I've observed locally as well. It looks like one of the involved container does not start properly on the compute node (neutron-haproxy-ovnmeta-<UUID>).
Not sure how much this is related to https://bugzilla.redhat.com/show_bug.cgi?id=1720947 - even after restarting tripleo_ovn_controller.service and tripleo_ovn_metadata_agent.service, that specific container is still down. But it may be a slightly different issue.
It is definitely different issue as this BZ is related to ML2/OVS setup. And it also happens in U/S CI where we are using Devstack and there are no containers at all.
Once again description of bug:
It happens sometimes in our CI that when DVR is used and vm is spawned on host, vm is unpaused and booting before L3 agent prepares router namespace and metadata proxy for this router. That cause problem with connectivity to the metadata service from vm thus e.g. public key is not configured on instance, ssh to it is not possible and test fails.
Sending select for 10.100.0.13...
Lease of 10.100.0.13 obtained, lease time 86400
route: SIOCADDRT: File exists
WARN: failed: route add -net "0.0.0.0/0" gw "10.100.0.1"
failed 1/20: up 3.43. request failed
failed 2/20: up 15.44. request failed
failed 3/20: up 27.46. request failed
failed 4/20: up 39.47. request failed
failed 5/20: up 51.48. request failed
failed 6/20: up 63.50. request failed
failed 7/20: up 75.52. request failed
failed 8/20: up 87.53. request failed
failed 9/20: up 99.54. request failed
failed 10/20: up 111.55. request failed
failed 11/20: up 123.57. request failed
failed 12/20: up 135.58. request failed
failed 13/20: up 147.59. request failed
failed 14/20: up 159.61. request failed
failed 15/20: up 171.62. request failed
failed 16/20: up 183.63. request failed
failed 17/20: up 195.64. request failed[ 205.660296] random: nonblocking pool is initialized
failed 18/20: up 207.67. request failed
failed 19/20: up 219.68. request failed
failed 20/20: up 231.69. request failed
failed to read iid from metadata. tried 20
failed to get instance-id of datasource
Top of dropbear init script
It happens also in U/S CI quite often.
Going to track mlavalle's efforts upstream to debug this issue.

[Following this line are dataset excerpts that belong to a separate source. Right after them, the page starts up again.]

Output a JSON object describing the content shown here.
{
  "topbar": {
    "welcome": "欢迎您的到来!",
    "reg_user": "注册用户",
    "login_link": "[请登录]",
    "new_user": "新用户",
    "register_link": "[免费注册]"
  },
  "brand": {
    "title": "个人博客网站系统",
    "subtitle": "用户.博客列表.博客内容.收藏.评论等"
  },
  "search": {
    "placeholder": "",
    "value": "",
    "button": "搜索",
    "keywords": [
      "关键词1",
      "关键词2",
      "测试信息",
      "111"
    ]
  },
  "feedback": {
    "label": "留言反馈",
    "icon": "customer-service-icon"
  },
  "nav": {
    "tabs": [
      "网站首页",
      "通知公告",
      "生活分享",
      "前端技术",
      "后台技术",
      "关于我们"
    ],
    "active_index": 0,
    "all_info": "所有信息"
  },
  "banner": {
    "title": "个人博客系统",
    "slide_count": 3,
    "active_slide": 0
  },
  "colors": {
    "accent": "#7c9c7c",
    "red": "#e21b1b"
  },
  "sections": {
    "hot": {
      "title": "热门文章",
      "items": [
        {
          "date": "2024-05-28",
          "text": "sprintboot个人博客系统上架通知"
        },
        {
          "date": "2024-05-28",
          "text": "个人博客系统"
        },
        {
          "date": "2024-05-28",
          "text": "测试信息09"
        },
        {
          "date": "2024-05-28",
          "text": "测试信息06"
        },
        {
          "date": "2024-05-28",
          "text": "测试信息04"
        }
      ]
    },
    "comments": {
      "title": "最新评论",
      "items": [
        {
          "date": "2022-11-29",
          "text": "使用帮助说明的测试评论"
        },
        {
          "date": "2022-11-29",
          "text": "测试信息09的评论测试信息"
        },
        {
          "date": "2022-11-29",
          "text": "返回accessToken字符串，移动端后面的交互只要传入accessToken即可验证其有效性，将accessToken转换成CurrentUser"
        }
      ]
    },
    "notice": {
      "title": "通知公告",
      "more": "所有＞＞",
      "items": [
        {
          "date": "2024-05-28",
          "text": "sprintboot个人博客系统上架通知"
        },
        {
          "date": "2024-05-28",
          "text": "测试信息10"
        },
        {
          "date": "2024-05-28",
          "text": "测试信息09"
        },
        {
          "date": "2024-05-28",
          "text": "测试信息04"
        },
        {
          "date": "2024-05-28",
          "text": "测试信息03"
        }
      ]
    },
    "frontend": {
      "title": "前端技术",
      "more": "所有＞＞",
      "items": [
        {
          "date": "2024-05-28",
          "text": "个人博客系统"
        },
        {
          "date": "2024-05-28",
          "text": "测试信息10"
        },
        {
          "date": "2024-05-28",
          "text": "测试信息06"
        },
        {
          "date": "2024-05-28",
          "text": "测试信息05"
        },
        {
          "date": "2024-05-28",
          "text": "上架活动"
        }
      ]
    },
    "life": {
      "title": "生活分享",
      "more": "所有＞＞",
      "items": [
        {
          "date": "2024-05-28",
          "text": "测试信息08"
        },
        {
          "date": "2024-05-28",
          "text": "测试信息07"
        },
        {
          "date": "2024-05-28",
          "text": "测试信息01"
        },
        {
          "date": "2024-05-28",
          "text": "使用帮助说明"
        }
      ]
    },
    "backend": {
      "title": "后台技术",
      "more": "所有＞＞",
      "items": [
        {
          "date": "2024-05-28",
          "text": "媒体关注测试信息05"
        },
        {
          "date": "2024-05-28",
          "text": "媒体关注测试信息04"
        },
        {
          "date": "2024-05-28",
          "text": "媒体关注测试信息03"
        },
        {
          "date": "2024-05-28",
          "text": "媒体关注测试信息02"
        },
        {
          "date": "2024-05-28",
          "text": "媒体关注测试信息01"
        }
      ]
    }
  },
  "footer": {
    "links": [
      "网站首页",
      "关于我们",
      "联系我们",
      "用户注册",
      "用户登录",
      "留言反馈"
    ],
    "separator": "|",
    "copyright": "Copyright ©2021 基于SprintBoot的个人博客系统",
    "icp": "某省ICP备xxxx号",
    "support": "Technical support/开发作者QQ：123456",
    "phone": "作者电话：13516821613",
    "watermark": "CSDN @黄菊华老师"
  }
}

I think I found what is the reason.
It is race condition when 2 routers are created in short time and configured on same snat node. Then when both routers are configuring external gateway it may happend that one of routers will add external net to subscribers list in https://github.com/openstack/neutron/blob/master/neutron/agent/l3/dvr_fip_ns.py#L129 so second router will got info that it's not "first" and will go to update gateway port instead of creating it.
But if in fact gateway wasn't created yet it will cause exception in: https://github.com/openstack/neutron/blob/master/neutron/agent/l3/dvr_fip_ns.py#L332
And if this will happend, one of routers will not have properly configured iptables rules to allow requests to 169.254.169.254 so metadata will not work for this instance.